包正又说道:“你看,这别家的镰刀,都没有苍蝇飞上去。唯有你家的镰刀,却落上了苍蝇。可见是上面的血迹虽然擦去,但是血腥之气犹在,这把刀就是杀害张贵的凶器,还岂容你抵赖!”
众人一听,这才恍然大悟,才明白了刚才晒镰刀的用意。胡知县的大胖脸上也终于露出了笑容:“好,快快把凶犯张仁带来!”
不一会,两个差役就架来了一个瑟瑟发抖的汉子。
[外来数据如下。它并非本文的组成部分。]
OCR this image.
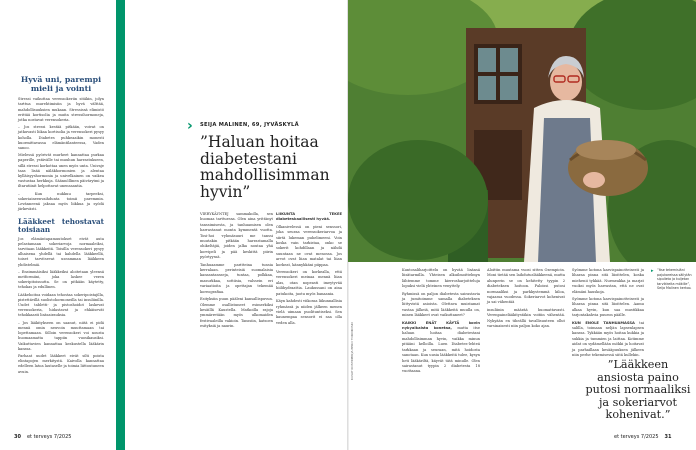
Hyvä uni, parempi mieli ja vointi

Stressi vaikuttaa verensokeriin sitäkin, jolyn tarttua murehtimisiin ja hyvä välttää, mahdollisuuksien mukaan. Stressissä elimistö erittää kortisolia ja muita stressihormoneja, jotka nostavat verensokeria.

– Jos stressi kestää pitkään, voivat on jatkuvasti liikaa kortisolia ja verensokeri pysyy koholla. Diabetes puhkeaaikin monesti kuormittavassa elämäntilanteessa, Vaden sanoo.

Mielessä pyörivät murheet kannattaa purkaa paperille, ystävälle tai muuhun harrastukseen, sillä stressi korkottaa unen myös unta. Univaje taas lisää näläkhormonien ja alentaa kylläisyyshormonia ja univelkainen on vaikea vastustaa herkkuja. Säännöllinen päivärytmi ja iltarutiinit helpottavat unensaantia.

– Kun nukkuu tarpeeksi, sokeriaineenvaihdunta toimii paremmin. Levänneenä jaksaa myös liikkua ja syödä järkevästi.

Lääkkeet tehostavat toisiaan

Jos elämäntapamuutokset eivät auta pelastamaan sokeriarvoja normaaleiksi, tarvitaan lääkkeitä. Toisilla verensokeri pysyy alhaisena yhdellä tai kahdella lääkkeellä, toiset tarvitsevat useamman lääkkeen yhdistelmiä.

– Ensimmäisiksi lääkkeiksi aloitetaan yleensä metformiini, joka laskee veren sokeripitoisuutta. Se on pitkään käytetty, tehokas ja edullinen.

Lääkehoitoa voidaan tehostaa sokeripoistajilla, pistettävillä suolistohormoneilla tai insuliinilla. Uudet tabletti- ja pistoshoidot laskevat verensokeria, hidastavat ja ehkäisevät tehokkaasti lisäsairauksia.

– Jos lääkitykseen on saanut, niitä ei pidä mennä omin neuvoin muuttamaan tai lopettamaan. Silloin verensokeri voi nousta huomaamatta tappiin vuosikausiksi. Vaikuttavien kannattaa keskustella lääkärin kanssa.

Parhaat uudet lääkkeet eivät silti poista elintapojen merkitystä. Kaivolla kannattaa edelleen latoa lautaselle ja toimia liittoutuneen avuin.

› SEIJA MALINEN, 69, JYVÄSKYLÄ
”Haluan hoitaa diabetestani mahdollisimman hyvin”

VIERYKÄYNTEJ sammakolla, sen huomaa tarttuessa. Olen aina yrittänyt tanssimisesta, ja tanhuamisen olen harrastanut monta kymmentä vuotta. Tosi-hoi -ryhmäsuuri me tanssi muutakin pitkään harrastamalla ohikeltäjiä, joiden jalka noutaa yhä korvipeli ja pää keskittä piirin pyörtyyssä.

Tanhuaamme paritteina tunsia kerralaan. perinteisiä suomalaisia kansantansseja, tuntaa, polkkaa, masurkkaa, sottiisia, valssein eri variaatioita ja opettajan tekemää koreografiaa.

Esityksiin puun pääleni kansallispuvun. Olemme osallistuneet esimerkiksi kesäillä Kaustella. Matkoilla rajoja ymmärretään myös ulkomaiden festivaaleilla vakioin. Tanssiin, katsoen esityksiä ja naurin.

LIIKUNTA TEKEE diabeteskaallisesti hyvää.

Olkanivelessä on pieni senssori, joka seuraa verensokeriarvoa ja siirtä lukeman puhelimeeni. Voin koska vain tarkistaa, onko se sokerit kohdillaan ja nähdä suuntaan ne ovat menossa. Jos arvot ovat liian matalat tai liian korkeat, kännykkäni piippaa.

Verensokeri on korkealla, että verensokeri meinaa mennä liian alas, otan nopeasti imeytyvää hiilihydraattia. Laukussani on aina patukoita, juotu myös banaania.

Käyn kahdesti viikossa liikunnallisia ryhmässä ja niiden jälkeen menen vielä uimaan puolituntiseksi. Sen kaunempaa sensorit ei saa olla veden alla.

30 et terveys 7/2025
KUVAT KOSTINEN JA EERO TORVIKOSKI

Kuntosaliharjoittelu on hyvää lisänsä liisätarmilla. Yhteisen alkuilmoittelmyn lähtemme tomme kierrosharjoitteluja lopuksi vielä yhteinen venyttely.

Ryhmissä on paljon diabetesta sairastavia ja jumitoimme samalla diabeteksen liittyvistä asioista. Olettava muistamat vastaa jälkeiä, mitä lääkkeitä muulla on, minen lääkkeet ovat vaikuttaneet?

KAIKKI ENÄT KÄYTÄ kovin nykyaikaista konetaa, mutta itse haluan hoitaa diabetestani mahdollisimman hyvin, vaikka minun pitääni kelloilla. Luen Diabetes-lehteä tarkkaan ja seuraan, mitä hoidosta sanotaan. Kun uusia lääkkeitä tulee, kysyn heti lääkäriltä, käyvät tätä minulle. Olen sairastanut tyypin 2 diabetesta 18 vuottaana.

Aloittin muutama vuosi sitten Ozempicin. Moni tietää sen laihdutuslääkkeenä, mutta alunperin se on kehitetty tyypin 2 diabeteksen hoitoon. Paloissi putosi normaaliksi ja parkkystemmä kiloa, vajaassa vuodessa. Sokeriarvot kohenivat ja sai vähentää

insuliinin määrää huomattavasti. Verenpainelääkitystäkin voitiin vähentää. Nykyään en tiheällä tavallisuuteen ollut varsinaisesti niin paljon koko ajan.

Syömme kotona kasvispainotteisesti ja liharaa pinna sitä liioittelen, koska miehenii tykkää. Nurmeakka ja marjat vuoksi myös harrastan, että ne ovat elämäni hauskoja.

Syömme kotona kasvispainotteisesti ja liharaa pinna sitä liioittelen. Aamu alkaa hyvin, kun saa mustikkaa tarjontakahvia puuron päälle.

KUN ENOLE TANHUAMASSA tai salilla, toimaan neljän lapsenlapsen kanssa. Tykkään myös hoitaa kukkia ja sukkia ja tummien ja laittaa. Kotimme aidat on sydämellään mökki ja hoitavat ja parhaillaan kesääpuuksen jälkeen niin perhe tekemisessä siitä kullekin.

▸ ”Itse tekemisiäni pajukoreissa säilytän sipulieta ja kuljetan tarvikkeita mökille”, Seija Malinen kertoo.

”Lääkkeen ansiosta paino putosi normaaliksi ja sokeriarvot kohenivat.”

et terveys 7/2025 31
胡知县一看,啪地一拍桌案:“看你浑身筛糠,必是做贼心虚,你是如何杀害张贵的,从实招来!”
那张仁扑通跪在地上,磕头如捣蒜:“大人,冤枉啊!小人这几天打摆子,一直在家里躺着,未曾出门,怎么能杀人呢?”
包正听了,一看张仁两眼发红,有气无力的样子,于是插话道:“你说未曾出门,有何人作证?”
这时,人群中站出了一个老汉,颤颤巍巍地说:“老朽是张仁的堂叔,和他是近邻,我可以作证。张仁确实是得了疟疾,几日未曾出门了。”
包正又道:“就你一个证人吗,还不能令人信服!”
张仁一听急了,又连忙说道:“大人,还有人的。今天早上,何员外家的管事何武,来叫我到城里喝酒,说是有几位朋友相邀。我因为连续病了几日,浑身乏力,走不动路,所以就没去。那何武也可以证明啊。”
包正于是又问道:“何武何在?”
旁边一个何员外的家人上前禀告道:“大人,何武早晨就进城去了,至今未归。”
包正见张仁确实有病,而且又有人证,看来不会是凶手了。于是就询问道:“你就的镰刀放在哪里?”
张仁哆哆嗦嗦地说:“大人,小人家的镰刀平时就挂在屋檐之下。刚才也是从哪里取来的。”
包正于是对胡知县道:“大人,定是有人用张仁家的镰刀杀死了张贵,然后又放回了原处。只是这么大的镇子,上千口人,如何查询,请大人定夺。”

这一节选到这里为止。